Evgen Pharma receives approval Of Phase II Clinical Trial In SAH

2nd March 2016

Evgen Pharma plc (AIM: EVG), a clinical stage drug development company focused on the treatment of cancer and neurological conditions, is pleased to announce that it has received the required approvals for the commencement of its Phase II trial of SFX-01 in aneurysmal subarachnoid haemorrhage ("SAH"), a form of stroke.

Evgen Pharma plc (AIM: EVG), a clinical stage drug development company focused on the treatment of cancer and neurological conditions, is pleased to announce that it has received the required approvals for the commencement of its Phase II trial of SFX-01 in aneurysmal subarachnoid haemorrhage ("SAH"), a form of stroke.

Patient recruitment and first dosing in the 90 patient trial is expected to start in early Q2 calendar year 2016 following the approval of the trial by the Medicines and Healthcare products Regulatory Agency and by a research ethics committee.

Evgen Pharma's SFX-01 is a synthetic and stabilised version of the naturally occurring plant compound sulforaphane, a known neuroprotective and anti-cancer agent.

SFX-01 potentially represents a new class of drug in aneurysmal SAH with a mechanism of action that specifically targets the Nrf-2 pathway, which in turn reduces the oxidative stress and the toxicity caused by free haemoglobin from the haemorrhage. Sulforaphane, the active ingredient of SFX-01, has been shown to be neuroprotective in multiple models of cerebral damage, including SAH. 

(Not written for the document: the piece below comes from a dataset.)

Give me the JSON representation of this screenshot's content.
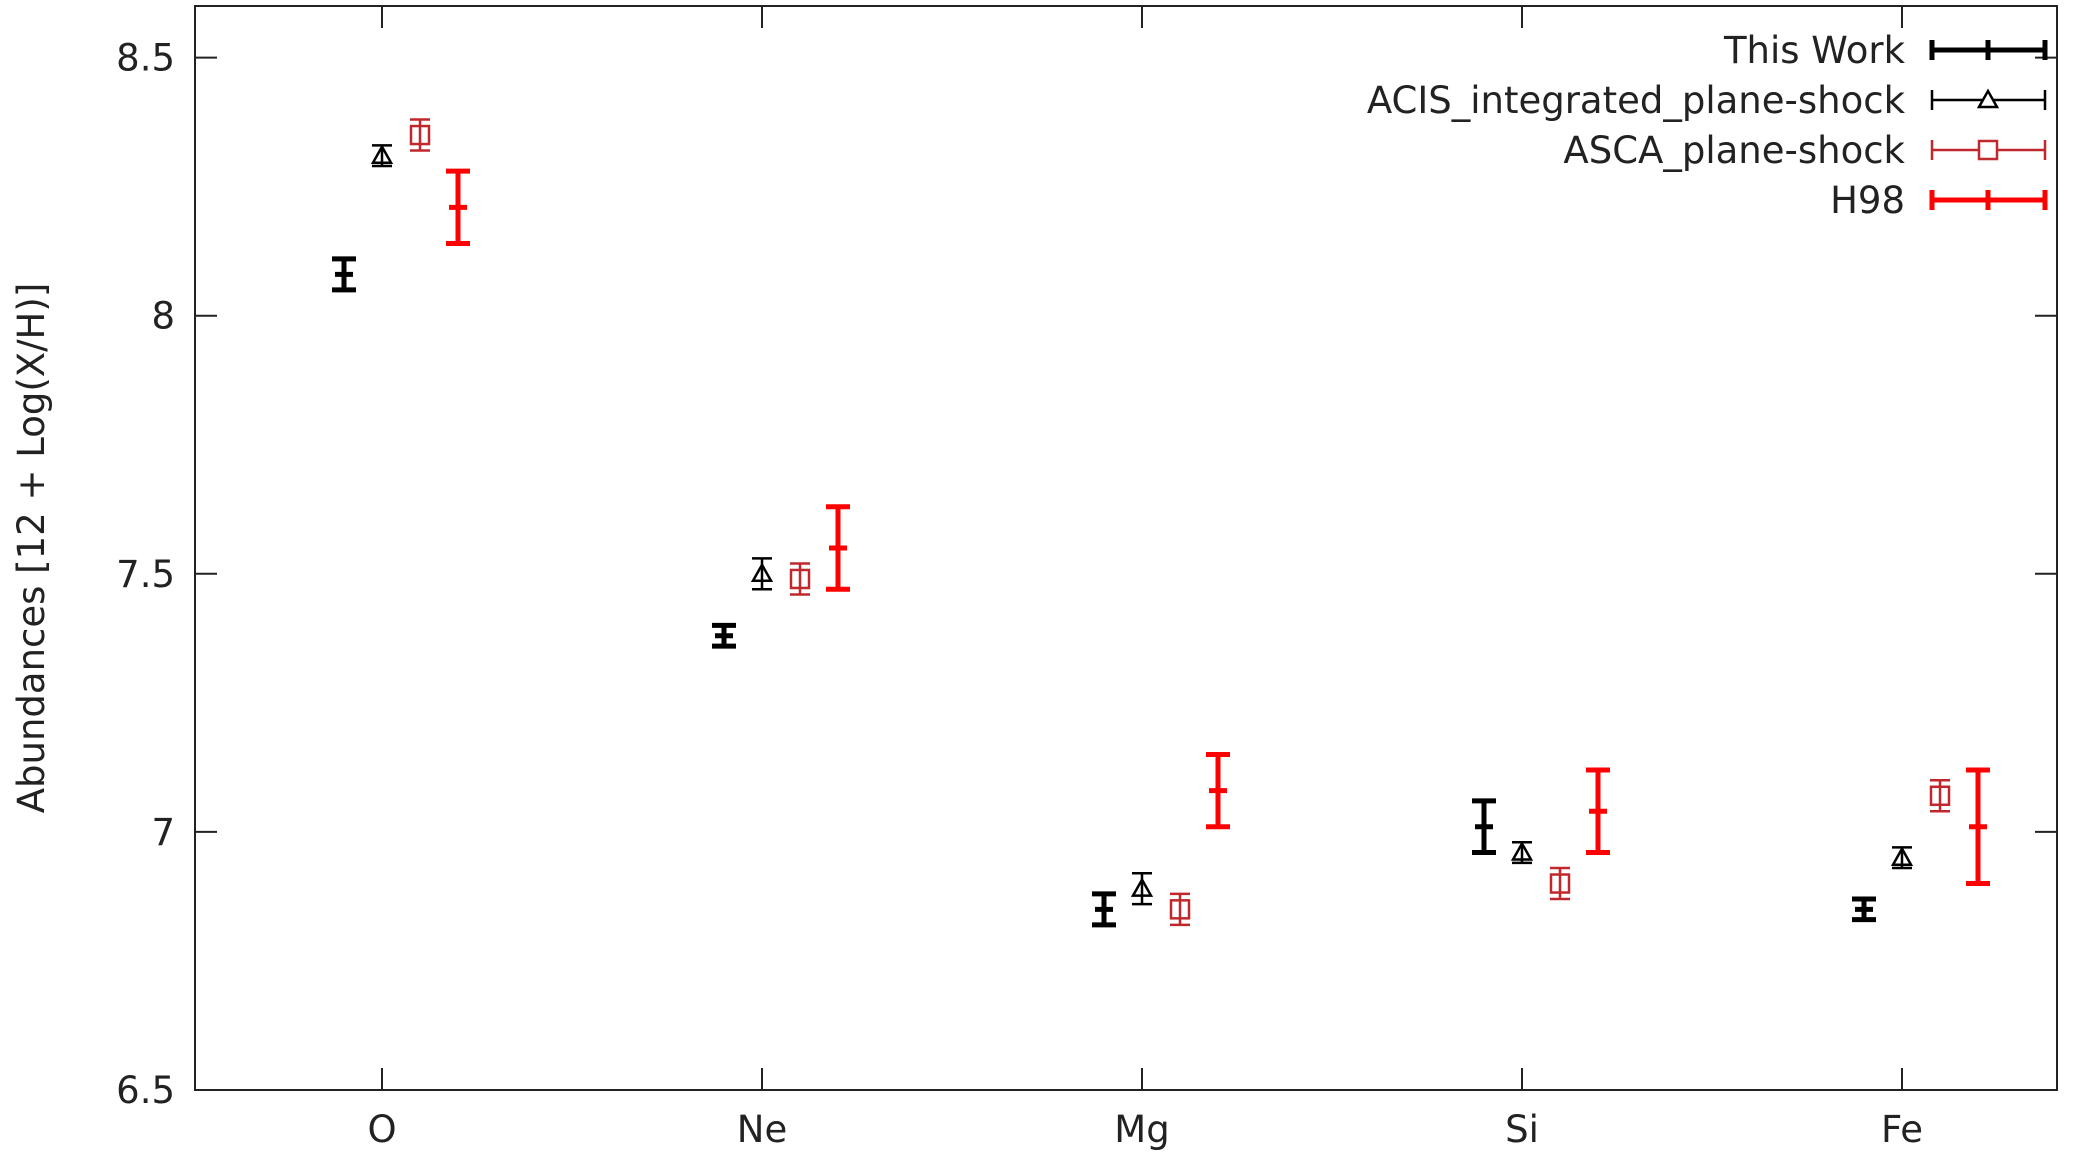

Dr Stephen Franklin, Evgen Pharma's CEO, commented: "We are pleased to have received the required approvals to commence this Phase II trial of our novel compound SFX-01 in aneurysmal subarachnoid haemorrhage. There is a very clear unmet medical need in this condition, for which there has been no significant clinical advances for more than 20 years. 

"I am also pleased to report that the Company's other programmes in metastatic breast cancer and multiple sclerosis are proceeding as planned and we will provide updates on these programmes in due course."

 

Notes for editors:

About Evgen Pharma plc

Evgen Pharma is a clinical stage drug development company whose lead programmes are in breast cancer and subarachnoid haemorrhage, a type of stroke.  It is also carrying out preclinical work in multiple sclerosis and has a clinical interest in prostate cancer.  The Company's core technology is Sulforadex®, a method for synthesising and stabilising the naturally occurring compound sulforaphane and novel proprietary analogues based on sulforaphane.  The lead product, SFX-01, is a patented composition of synthetic sulforaphane and alpha-cyclodextrin. 

Evgen Pharma commenced operations in January 2008 and is based in Liverpool, UK, at the Liverpool Science Park.  It joined the AIM market of the London Stock Exchange in October 2015 and trades under the ticker symbol EVG. For further information please visit www.evgen.com

About SAH and the SAS (SFX-01 after Subarachnoid Haemorrhage) Trial

Aneurysmal SAH is a brain haemorrhage in which blood from a ruptured aneurysm enters the subarachnoid space, a protective barrier surrounding the brain. Aneurysmal SAH accounts for one in every 20 strokes in the UK and approximately 600,000 individuals suffer from it worldwide each year.

The current standard of care for patients with aneurysmal SAH is to repair the aneurysm surgically to prevent re-bleeding. However, a more severe complication of SAH is secondary ischemia caused by vasospasm of blood vessels in the brain. This can lead to further episodes of stroke, resulting in deterioration of the neurological state impairing recovery and is associated with a poor outcome. The current treatment option to prevent this secondary stroke is the calcium channel blocker nimodipine, which has been generic for more than 20 years during which time no significant clinical advances have been made.

Under the design of the Company's Phase II trial, 45 patients will receive SFX-01 and nimodipine and 45 will receive nimodipine with a placebo. The primary endpoints include safety, pharmacokinetic (cerebral spinal fluid)] and efficacy as measured by Middle Cerebral Artery (MCA) peak flow velocity. The secondary endpoints include disability measures using the modified Rankin Scale, the incidence of Delayed Cerebral Ischaemia (DCI) following SAH, long term outcomes and various biomarker and pharmacokinetic measurements.